The service should be simple enough for non-technical users to register and install. I’ll document the registration and installation process and note any problems that arise.  A successful, hassle-free setup awards the service 10 points. Each hassle I encounter during the setup process will result in the loss of a point. Failure to get the service installed results in 0 points.

2. Platforms

Platform support earns the service 10 points.
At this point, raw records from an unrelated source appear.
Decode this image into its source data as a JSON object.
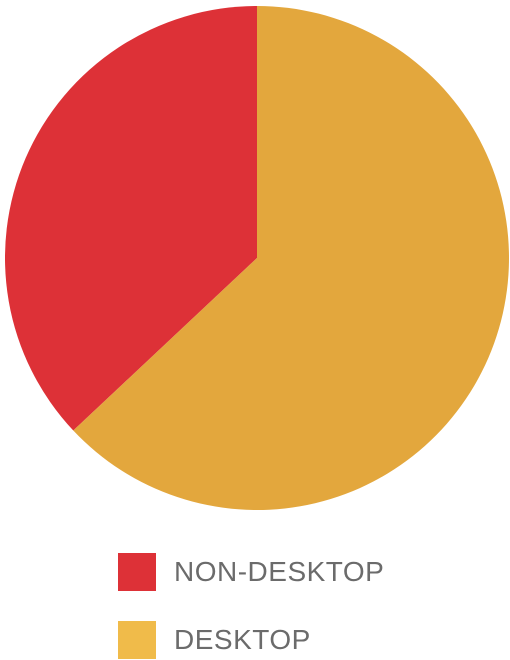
{
  "chart_data": {
    "type": "pie",
    "title": "",
    "slices": [
      {
        "label": "NON-DESKTOP",
        "value": 37,
        "color": "#dd3137"
      },
      {
        "label": "DESKTOP",
        "value": 63,
        "color": "#e3a73d"
      }
    ],
    "start_angle": "12 o'clock",
    "direction": "counter-clockwise for NON-DESKTOP",
    "legend_position": "bottom"
  },
  "legend": {
    "items": [
      {
        "label": "NON-DESKTOP",
        "color": "#dd3137"
      },
      {
        "label": "DESKTOP",
        "color": "#f0bb4a"
      }
    ]
  }
}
I will be testing all products on Windows XP Professional x64 Edition, but each service must work on all versions of Windows XP and Vista, including both standard x86 and x64 editions. For each operating system that is not supported, a point will be docked.

3. Speed

For fairness I will re-image my test machine with a clean install of Windows XP Professional x64 Edition before I test each product. I will upload the same batch of test files and will track the length of time it takes to upload the files to each service. The service that uploads the quickest will be awarded 10 points. The service with the worst speed performance will be awarded no points. All other services will be awarded points in between based on their relative performance.

4. Storage Space

The service with the highest storage capacity on their free service is awarded 10 points. The service with the lowest capacity is awarded no points. All other services will be awarded an amount in between the two extremes.

5. Automatic Backups

The service must have a method of doing automatic or scheduled backups. Ten points are awarded for 100% automation, no points for manual backups, and partial points for any level of automation in between.

6. Reliability

I will test each service for 5 days. Each day backups are finished without error the service will be awarded a point.

7. Unique and Notable Features

Up to five additional points may be awarded for features that make the product stand out from the competition. Such features include file revisions and HIPAA compliance.